Belum lagi tantangan besar dalam menyadarkan tenaga medis di sana yang turut membantu dr. Hana untuk lebih sadar dan kembali pada kode etik tenaga medis. Mereka banyak yang menyalahgunakan kemampuan medisnya. Misalnya tidak mau piket malam, penolong pasien di luar jam kerja, memberikan obat, dan mendiagnosa dengan teliti. Rata-rata hanya asal atau sekedar ketika memeriksa pasien, kemudian memberika surat rujukan ke rumah sakit padahal penyakit yang diderita pasien harusnya bisa disembuhkan.

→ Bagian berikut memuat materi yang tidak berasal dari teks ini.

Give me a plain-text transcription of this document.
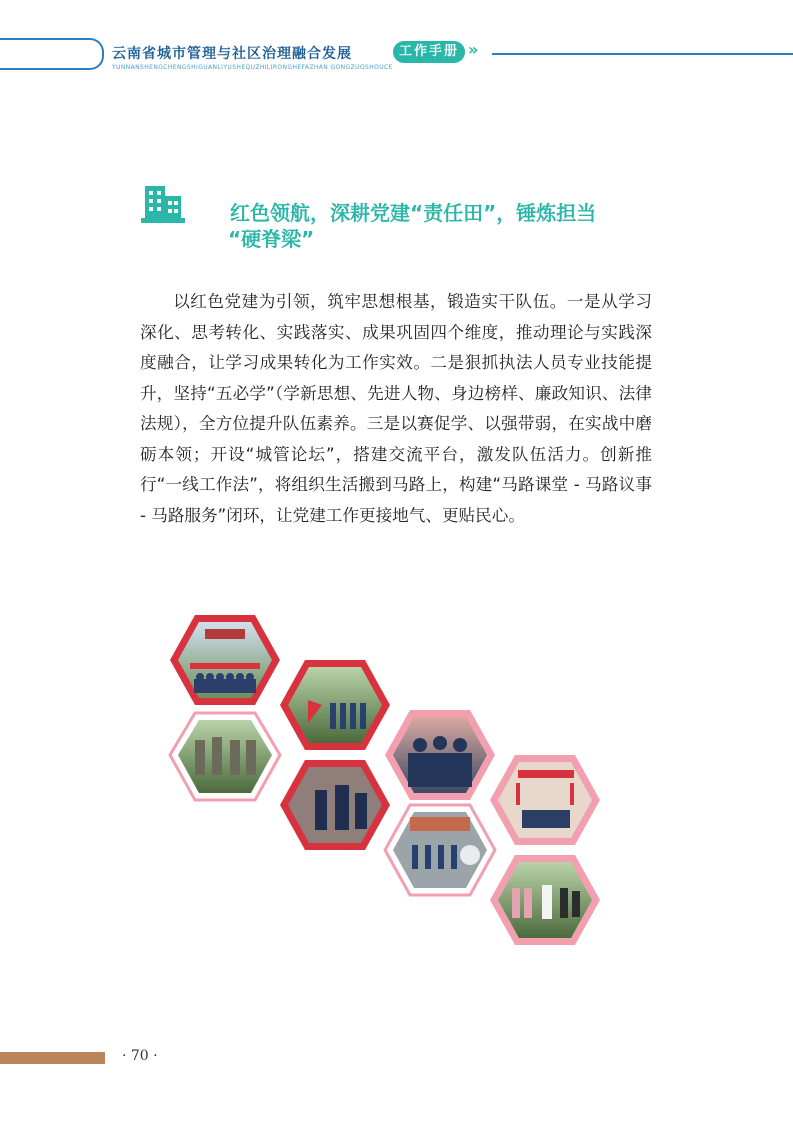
云南省城市管理与社区治理融合发展	工作手册 »
YUNNANSHENGCHENGSHIGUANLIYUSHEQUZHILIRONGHEFAZHAN GONGZUOSHOUCE
红色领航，深耕党建“责任田”，锤炼担当
“硬脊梁”
以红色党建为引领，筑牢思想根基，锻造实干队伍。一是从学习深化、思考转化、实践落实、成果巩固四个维度，推动理论与实践深度融合，让学习成果转化为工作实效。二是狠抓执法人员专业技能提升，坚持“五必学”（学新思想、先进人物、身边榜样、廉政知识、法律法规），全方位提升队伍素养。三是以赛促学、以强带弱，在实战中磨砺本领；开设“城管论坛”，搭建交流平台，激发队伍活力。创新推行“一线工作法”，将组织生活搬到马路上，构建“马路课堂 - 马路议事 - 马路服务”闭环，让党建工作更接地气、更贴民心。
· 70 ·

Perempuan tangguh ini sebenanrnya sudah tidak tahan dan ingin kembali ke Jawa bersama keluarganya. Hanya saja hati kecilnya seringkali tidak tega meninggalkan mereka yang masih perlu pertolongan. Alhamdulillah, dari semua tenaga medis di sana masih ada beberapa orang yang sehati dengan dr. Hana.
Mudahan dr. Hana diberikan kemudahan dan the best solutin untuk lebih dekat dengan keluarganya dan diterima untuk mengambil program spesialis dokter anak. Begitu pula bagi masyarakat di sana supaya diberikan kesadaran akan pentingnya hidup sehat dan bersih.